I went to the repository in Datastage designer and tested the .SET file.

Then the same error occuring. "Standardization process failed, The classificationt table has duplicate entry. Initialization of tokenization environment failed. c:/IBM/..../JPAREA.CLS

" But not telling any specificline. also says,
I am not sure where I've to do the token intialization.

ray.wurlod · Post by **ray.wurlod** » Tue Oct 25, 2011 10:05 am

How did you "test the SET file" and what happened?

akonda · Post by **akonda** » Tue Oct 25, 2011 10:56 am

When I clicked on the test button in "Rule Management - JPAREA" window, it showing below error.

"Standardization process failed, The classificationt table has duplicate entry. Initialization of tokenization environment failed. c:/IBM/..../JPAREA.CLS

let me know if this is not the correct way of testing ??

stuartjvnorton · Post by **stuartjvnorton** » Tue Oct 25, 2011 5:19 pm

Hmm, when I just tried it out using an AU ruleset, it didn't show the line number (my bad).
What it did show was the actual offending token on the very next line of the error message.

Surely that gives you enough to find the other occurrences of that token and work from there.

As for how to test, the test dialog lets you pick up almost everything without having to create and run a job.

akonda · Post by **akonda** » Wed Oct 26, 2011 9:10 am

For me it is not showing me any token informaiton, what I am not udnerstanding is "where can I initialize the token", because it says

"Initialization of tokenization environment failed."

stuartjvnorton · Post by **stuartjvnorton** » Wed Oct 26, 2011 4:32 pm

When it says it can't initialise the tokenisation environment, it means that it can't load the ruleset. As it states, it can't do that because you have a duplicate token in the classification file.

If for some reason it doesn't tell you the offending token, you'll just have to open up the CLS file and manually look for the duplicate.

akonda · Post by **akonda** » Fri Oct 28, 2011 7:15 am

CLS file is not in understandable language. we raised a PMR to IBM to override the JAPAN ruleset.

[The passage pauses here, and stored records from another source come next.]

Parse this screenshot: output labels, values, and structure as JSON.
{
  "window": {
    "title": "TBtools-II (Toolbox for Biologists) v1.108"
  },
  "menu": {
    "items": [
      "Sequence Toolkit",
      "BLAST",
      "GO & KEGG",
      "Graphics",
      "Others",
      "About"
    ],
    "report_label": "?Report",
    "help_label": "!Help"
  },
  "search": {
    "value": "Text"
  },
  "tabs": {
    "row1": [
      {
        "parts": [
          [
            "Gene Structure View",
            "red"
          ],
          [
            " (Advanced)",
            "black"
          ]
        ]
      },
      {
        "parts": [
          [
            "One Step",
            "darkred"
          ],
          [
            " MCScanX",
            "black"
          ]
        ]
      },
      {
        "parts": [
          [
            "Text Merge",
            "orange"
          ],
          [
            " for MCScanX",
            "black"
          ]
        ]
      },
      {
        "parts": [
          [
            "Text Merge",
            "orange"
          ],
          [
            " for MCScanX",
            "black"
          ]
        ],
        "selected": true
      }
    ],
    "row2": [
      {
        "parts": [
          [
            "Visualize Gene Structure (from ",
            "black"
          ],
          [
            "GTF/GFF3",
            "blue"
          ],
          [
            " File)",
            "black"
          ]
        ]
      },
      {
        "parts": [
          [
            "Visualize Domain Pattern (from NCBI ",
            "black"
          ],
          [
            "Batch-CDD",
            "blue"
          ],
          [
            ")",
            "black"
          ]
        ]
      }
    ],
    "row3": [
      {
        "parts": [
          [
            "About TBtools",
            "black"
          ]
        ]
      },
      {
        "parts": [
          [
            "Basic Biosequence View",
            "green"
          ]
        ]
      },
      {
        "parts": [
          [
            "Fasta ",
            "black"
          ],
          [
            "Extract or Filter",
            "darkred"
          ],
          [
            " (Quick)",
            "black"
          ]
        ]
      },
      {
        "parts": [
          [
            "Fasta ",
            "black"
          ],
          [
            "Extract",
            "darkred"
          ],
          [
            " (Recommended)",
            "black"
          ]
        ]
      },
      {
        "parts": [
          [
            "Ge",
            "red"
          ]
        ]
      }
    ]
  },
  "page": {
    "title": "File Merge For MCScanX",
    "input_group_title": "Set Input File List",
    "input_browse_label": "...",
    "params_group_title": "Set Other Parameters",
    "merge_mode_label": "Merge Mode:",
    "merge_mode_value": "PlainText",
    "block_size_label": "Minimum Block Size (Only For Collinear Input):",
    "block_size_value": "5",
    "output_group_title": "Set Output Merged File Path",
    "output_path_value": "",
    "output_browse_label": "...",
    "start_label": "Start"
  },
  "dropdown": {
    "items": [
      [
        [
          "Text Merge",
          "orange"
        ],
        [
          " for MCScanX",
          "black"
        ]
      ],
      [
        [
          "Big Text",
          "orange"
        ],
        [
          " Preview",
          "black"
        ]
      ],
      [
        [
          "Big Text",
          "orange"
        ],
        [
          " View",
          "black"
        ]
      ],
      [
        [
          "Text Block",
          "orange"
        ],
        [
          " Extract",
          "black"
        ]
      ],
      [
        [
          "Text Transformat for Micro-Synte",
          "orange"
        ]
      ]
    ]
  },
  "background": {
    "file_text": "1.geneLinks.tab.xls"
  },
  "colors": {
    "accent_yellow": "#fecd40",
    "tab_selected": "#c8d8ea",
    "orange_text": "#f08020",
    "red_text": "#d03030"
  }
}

ray.wurlod · Post by **ray.wurlod** » Fri Oct 28, 2011 9:39 am

The CLS file should be understandable (if you understand Japanese). It is a list with four columns:

a token (word) that might appear in your data

the standard form of that token

a letter designating the class of that token within the rule set

(optional) an uncertainty threshold number, such as 850

The JPAREA.CLS file in my installation is perfectly understandable. It may be that yours is corrupted.